1. We think that this is not a case in which a certificate ought to have been granted under Act XL of 1858. The applicant in the Court below is Mussamut Nazirun, and according to her own statement, at the time she made her application, her son, Tabaruck Hossein, was within a very few months of attaining majority; and at the time when the learned Judge's order was made in August 1879, he must have been within a few days of attaining his eighteenth year.
2. In the Court below, Mussamut Muhamdee Begum was, either at her own instance, or by the action of the opposite party, made a party to the proceedings, and' Tabaruck Hossein himself also took objection to the certificate being granted. The objector, Muhamdee Begum, claimed to hold a mokurari from the alleged infant made in the preceding March, and she would certainly be prejudiced if the certificate is allowed to stand.
3. We think that applications for certificates under Act XL of  1858, the result of which would be to prolong minority from eighteen to twenty-one, ought not to be granted when the alleged minor is admittedly so near his majority of eighteen as in this case, unless under particular circumstances, as where very great weakness of mind is proved, or where it is shown that there is some absolute necessity for it. We have had the evidence read to us, and we do not think that any sufficient reason appears for the grant of certificate. We are not satisfied even that the evidence shows that the alleged infant was at the date of the judgment a minor. The Judge, it appears, was satisfied with the evidence, because the witnesses stated that Tabaruck was born some twenty-five days before his father's death. But the evidence as to the date of the father's death does not appear to be at all satisfactory. However, we do not intend to prejudge that question. If Tabaruck was an infant at the time that he executed this mokurari lease, he will not be bound thereby. The case must be determined upon its merits. We think the lower Court ought not to have granted a certificate in this case, the result of which would be to prolong the tutelage of Tabaruck for three years.

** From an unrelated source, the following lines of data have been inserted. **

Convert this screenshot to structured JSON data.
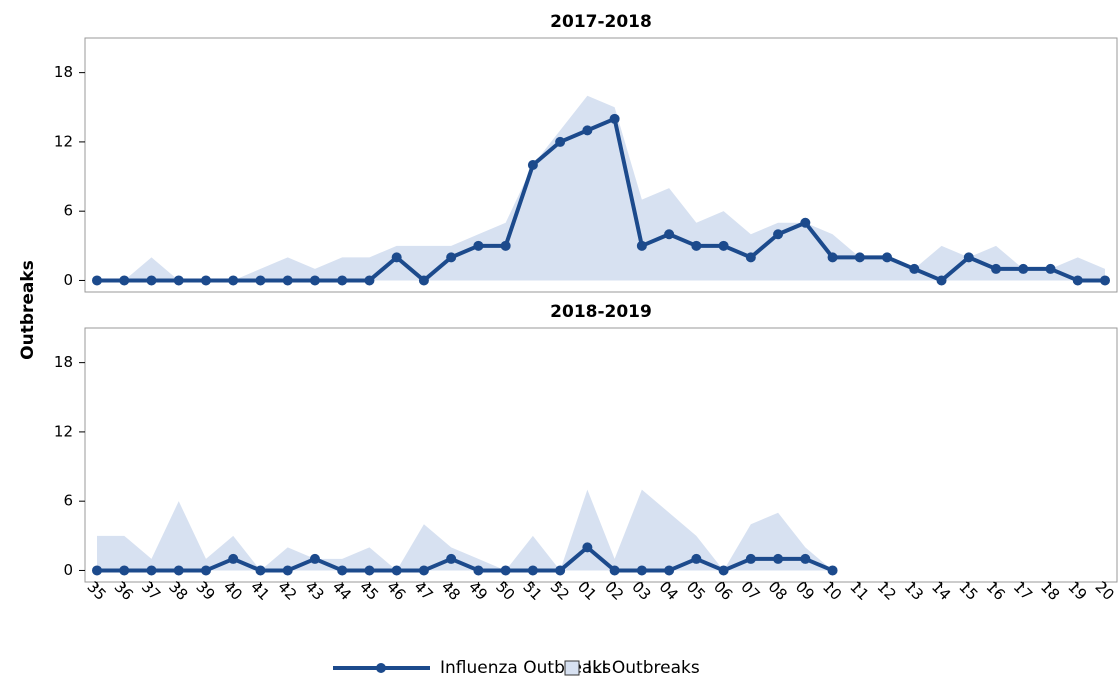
{
  "chart_data": {
    "type": "line",
    "y_label": "Outbreaks",
    "categories": [
      "35",
      "36",
      "37",
      "38",
      "39",
      "40",
      "41",
      "42",
      "43",
      "44",
      "45",
      "46",
      "47",
      "48",
      "49",
      "50",
      "51",
      "52",
      "01",
      "02",
      "03",
      "04",
      "05",
      "06",
      "07",
      "08",
      "09",
      "10",
      "11",
      "12",
      "13",
      "14",
      "15",
      "16",
      "17",
      "18",
      "19",
      "20"
    ],
    "ylim": [
      -1,
      21
    ],
    "yticks": [
      0,
      6,
      12,
      18
    ],
    "panels": [
      {
        "title": "2017-2018",
        "series": [
          {
            "name": "ILI Outbreaks",
            "kind": "area",
            "color": "#d7e1f1",
            "values": [
              0,
              0,
              2,
              0,
              0,
              0,
              1,
              2,
              1,
              2,
              2,
              3,
              3,
              3,
              4,
              5,
              10,
              13,
              16,
              15,
              7,
              8,
              5,
              6,
              4,
              5,
              5,
              4,
              2,
              2,
              1,
              3,
              2,
              3,
              1,
              1,
              2,
              1
            ]
          },
          {
            "name": "Influenza Outbreaks",
            "kind": "line",
            "color": "#1c4a8c",
            "values": [
              0,
              0,
              0,
              0,
              0,
              0,
              0,
              0,
              0,
              0,
              0,
              2,
              0,
              2,
              3,
              3,
              10,
              12,
              13,
              14,
              3,
              4,
              3,
              3,
              2,
              4,
              5,
              2,
              2,
              2,
              1,
              0,
              2,
              1,
              1,
              1,
              0,
              0
            ]
          }
        ]
      },
      {
        "title": "2018-2019",
        "series": [
          {
            "name": "ILI Outbreaks",
            "kind": "area",
            "color": "#d7e1f1",
            "values": [
              3,
              3,
              1,
              6,
              1,
              3,
              0,
              2,
              1,
              1,
              2,
              0,
              4,
              2,
              1,
              0,
              3,
              0,
              7,
              1,
              7,
              5,
              3,
              0,
              4,
              5,
              2,
              0,
              null,
              null,
              null,
              null,
              null,
              null,
              null,
              null,
              null,
              null
            ]
          },
          {
            "name": "Influenza Outbreaks",
            "kind": "line",
            "color": "#1c4a8c",
            "values": [
              0,
              0,
              0,
              0,
              0,
              1,
              0,
              0,
              1,
              0,
              0,
              0,
              0,
              1,
              0,
              0,
              0,
              0,
              2,
              0,
              0,
              0,
              1,
              0,
              1,
              1,
              1,
              0,
              null,
              null,
              null,
              null,
              null,
              null,
              null,
              null,
              null,
              null
            ]
          }
        ]
      }
    ]
  }
}
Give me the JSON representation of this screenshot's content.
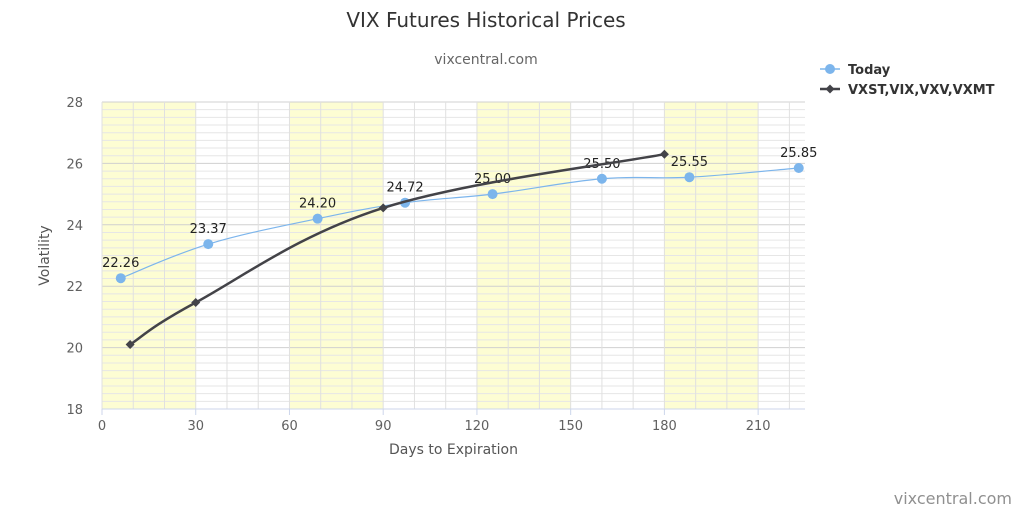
{
  "chart_data": {
    "type": "line",
    "title": "VIX Futures Historical Prices",
    "subtitle": "vixcentral.com",
    "credit": "vixcentral.com",
    "xlabel": "Days to Expiration",
    "ylabel": "Volatility",
    "xlim": [
      0,
      225
    ],
    "ylim": [
      18,
      28
    ],
    "xticks": [
      0,
      30,
      60,
      90,
      120,
      150,
      180,
      210
    ],
    "yticks": [
      18,
      20,
      22,
      24,
      26,
      28
    ],
    "shaded_bands": [
      [
        0,
        30
      ],
      [
        60,
        90
      ],
      [
        120,
        150
      ],
      [
        180,
        210
      ]
    ],
    "legend_position": "top-right",
    "series": [
      {
        "name": "Today",
        "color": "#7cb5ec",
        "marker": "circle",
        "points": [
          {
            "x": 6,
            "y": 22.26,
            "label": "22.26"
          },
          {
            "x": 34,
            "y": 23.37,
            "label": "23.37"
          },
          {
            "x": 69,
            "y": 24.2,
            "label": "24.20"
          },
          {
            "x": 97,
            "y": 24.72,
            "label": "24.72"
          },
          {
            "x": 125,
            "y": 25.0,
            "label": "25.00"
          },
          {
            "x": 160,
            "y": 25.5,
            "label": "25.50"
          },
          {
            "x": 188,
            "y": 25.55,
            "label": "25.55"
          },
          {
            "x": 223,
            "y": 25.85,
            "label": "25.85"
          }
        ]
      },
      {
        "name": "VXST,VIX,VXV,VXMT",
        "color": "#434348",
        "marker": "diamond",
        "points": [
          {
            "x": 9,
            "y": 20.1
          },
          {
            "x": 30,
            "y": 21.47
          },
          {
            "x": 90,
            "y": 24.55
          },
          {
            "x": 180,
            "y": 26.3
          }
        ]
      }
    ]
  }
}
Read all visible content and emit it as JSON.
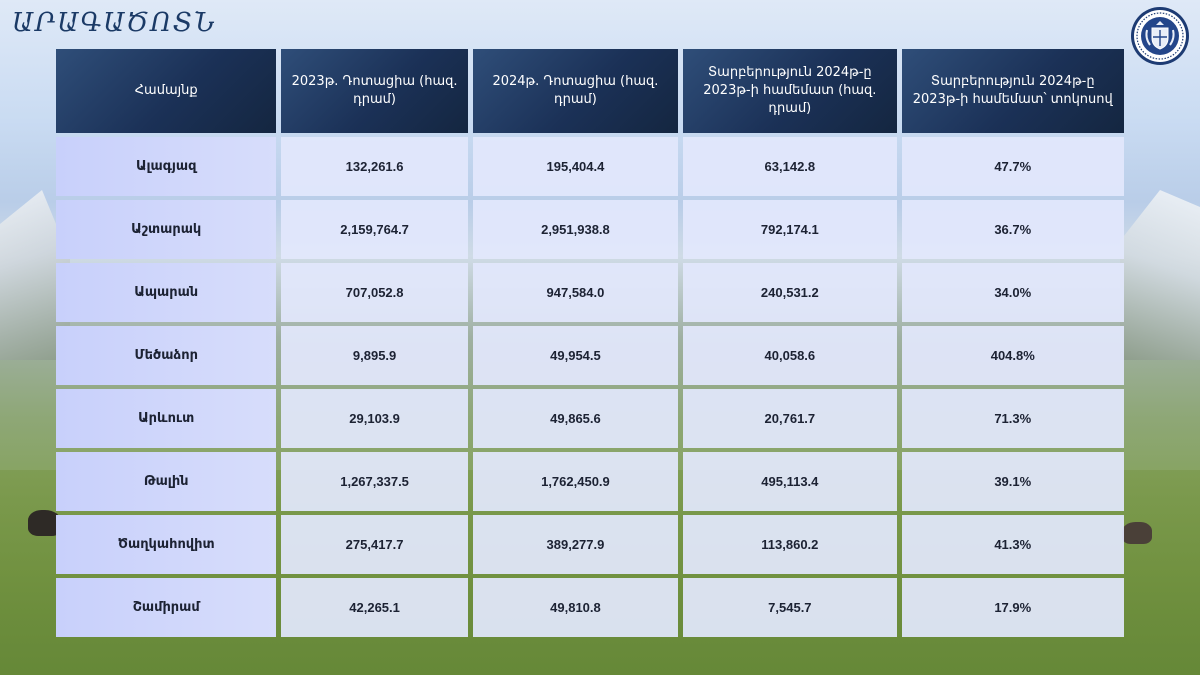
{
  "header": {
    "title": "ԱՐԱԳԱԾՈՏՆ",
    "logo_icon": "government-coat-of-arms-seal"
  },
  "table": {
    "columns": [
      "Համայնք",
      "2023թ. Դոտացիա (հազ. դրամ)",
      "2024թ. Դոտացիա (հազ. դրամ)",
      "Տարբերություն 2024թ-ը 2023թ-ի համեմատ (հազ. դրամ)",
      "Տարբերություն 2024թ-ը 2023թ-ի համեմատ՝ տոկոսով"
    ],
    "rows": [
      [
        "Ալագյազ",
        "132,261.6",
        "195,404.4",
        "63,142.8",
        "47.7%"
      ],
      [
        "Աշտարակ",
        "2,159,764.7",
        "2,951,938.8",
        "792,174.1",
        "36.7%"
      ],
      [
        "Ապարան",
        "707,052.8",
        "947,584.0",
        "240,531.2",
        "34.0%"
      ],
      [
        "Մեծաձոր",
        "9,895.9",
        "49,954.5",
        "40,058.6",
        "404.8%"
      ],
      [
        "Արևուտ",
        "29,103.9",
        "49,865.6",
        "20,761.7",
        "71.3%"
      ],
      [
        "Թալին",
        "1,267,337.5",
        "1,762,450.9",
        "495,113.4",
        "39.1%"
      ],
      [
        "Ծաղկահովիտ",
        "275,417.7",
        "389,277.9",
        "113,860.2",
        "41.3%"
      ],
      [
        "Շամիրամ",
        "42,265.1",
        "49,810.8",
        "7,545.7",
        "17.9%"
      ]
    ]
  },
  "colors": {
    "title": "#1b3a66",
    "header_bg": "#1b3157",
    "cell_bg": "#e2e7fc",
    "region_cell_bg": "#c8d0fb"
  }
}
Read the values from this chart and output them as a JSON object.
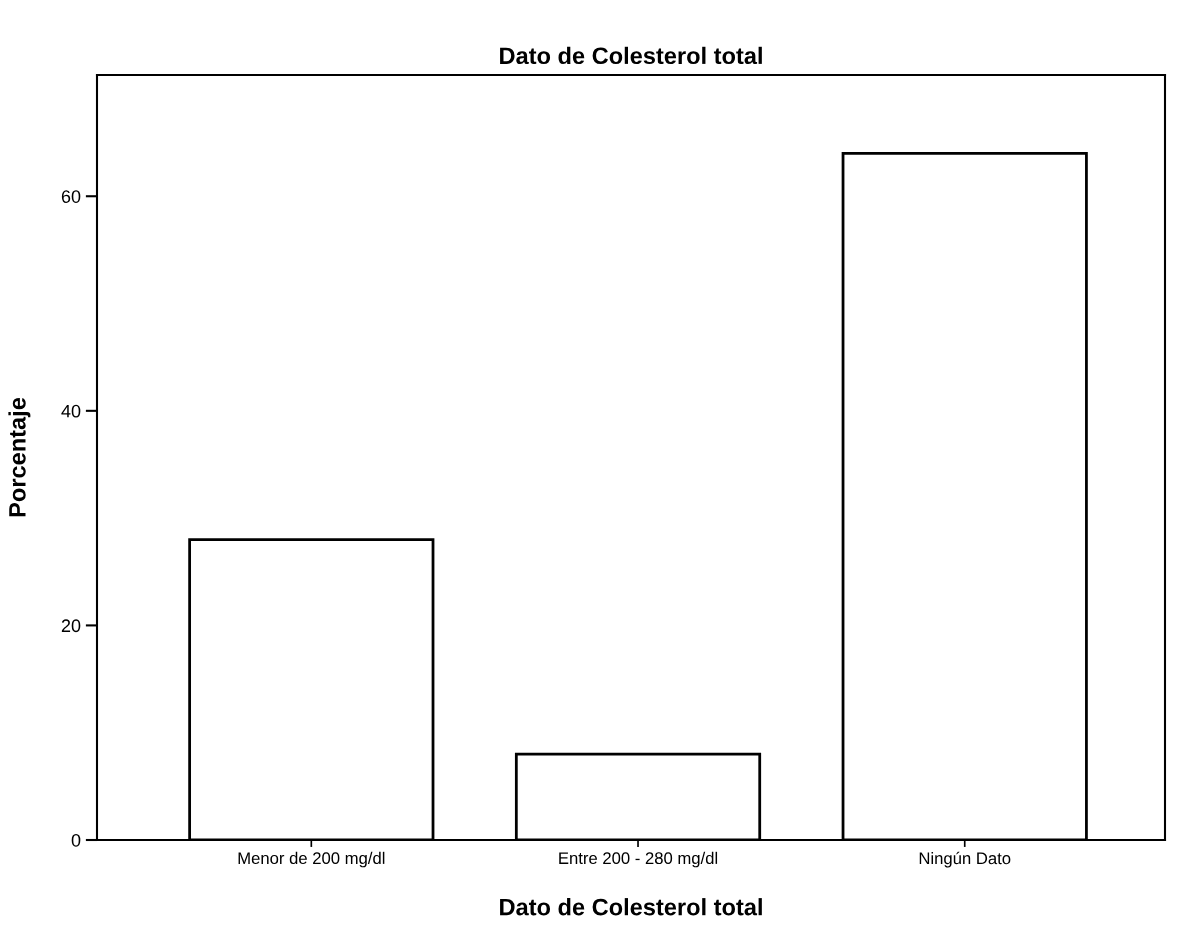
{
  "chart_data": {
    "type": "bar",
    "title": "Dato de Colesterol total",
    "xlabel": "Dato de Colesterol total",
    "ylabel": "Porcentaje",
    "categories": [
      "Menor de 200 mg/dl",
      "Entre 200 - 280 mg/dl",
      "Ningún Dato"
    ],
    "values": [
      28,
      8,
      64
    ],
    "color": "#ffffff",
    "ylim": [
      0,
      71.3
    ],
    "yticks": [
      0,
      20,
      40,
      60
    ],
    "grid": false,
    "legend": false
  }
}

4. A question has been raised whether the appellant here has any locus standi in appealing to the Court. We think that, under Section 28 of Act XL of 1858, an appeal is clearly given to any person injured by such an order of Court. The appellant here would certainly be injured by that order, and we think that, as she was a party to the proceedings below, she is entitled to appeal. Upon her appeal we overrule the order of the Court below, and decree that the petitioner, Mussamut Nazirun, was not entitled to a certificate, which we direct must be cancelled. Under the circumstances each party will bear her own costs in this Court.